Apesar da famosa cena de nudez frontal da atriz Sylvia Bandeira, o filme passa muito longe daquilo que eram as comédias da pornochanchada, não quer ser apelativo e muito menos burlesco. Ao contrário, Bar Esperança parece querer ter a finalidade de mostrar o perfil dos cariocas de classe média/alta da época através de diálogos interessantes e de uma consciência política latente mesmo nos momentos de embriaguez.
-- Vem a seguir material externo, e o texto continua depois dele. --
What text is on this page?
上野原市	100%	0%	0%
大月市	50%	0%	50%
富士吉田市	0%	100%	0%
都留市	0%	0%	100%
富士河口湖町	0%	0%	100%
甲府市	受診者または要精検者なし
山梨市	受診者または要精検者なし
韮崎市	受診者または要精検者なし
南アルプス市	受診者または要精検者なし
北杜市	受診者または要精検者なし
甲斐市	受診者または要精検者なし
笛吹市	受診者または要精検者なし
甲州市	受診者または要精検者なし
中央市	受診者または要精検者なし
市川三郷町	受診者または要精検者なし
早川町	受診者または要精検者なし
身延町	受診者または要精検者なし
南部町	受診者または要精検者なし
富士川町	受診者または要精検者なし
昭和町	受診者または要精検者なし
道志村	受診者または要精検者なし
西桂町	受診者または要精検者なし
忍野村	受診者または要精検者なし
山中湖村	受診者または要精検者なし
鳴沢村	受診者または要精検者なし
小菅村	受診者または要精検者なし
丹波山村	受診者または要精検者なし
A esperança é o álcool dos personagens, é aquilo que esquenta suas almas e seus profundos desejos de crescerem na vida, seja profissional ou pessoal, ambas bem retratadas no filme. Ana e Zeca, interpretados por Marília Pêra e Hugo Carvana, respectivamente, são os personagens principais que mostram que o filme não é apenas uma miscelânea de falas de vários personagens dentro de um bar.

Ana é uma atriz que faz muito sucesso na televisão e, apesar de gostar, acaba trabalhando demais, fator que desenvolve muito cansaço e desprazer pela ausência de outras práticas cotidianas. Zeca é um escritor que também trabalha para televisão, a mesma emissora de Ana, mas é totalmente frustrado, acha que novelas são um insulto ao seu grande intelecto e capacidade de escrever. Os dois são casados. É a partir do momento que Zeca perde o controle e pede demissão que o filme começa a engatar em uma trama mais requintada.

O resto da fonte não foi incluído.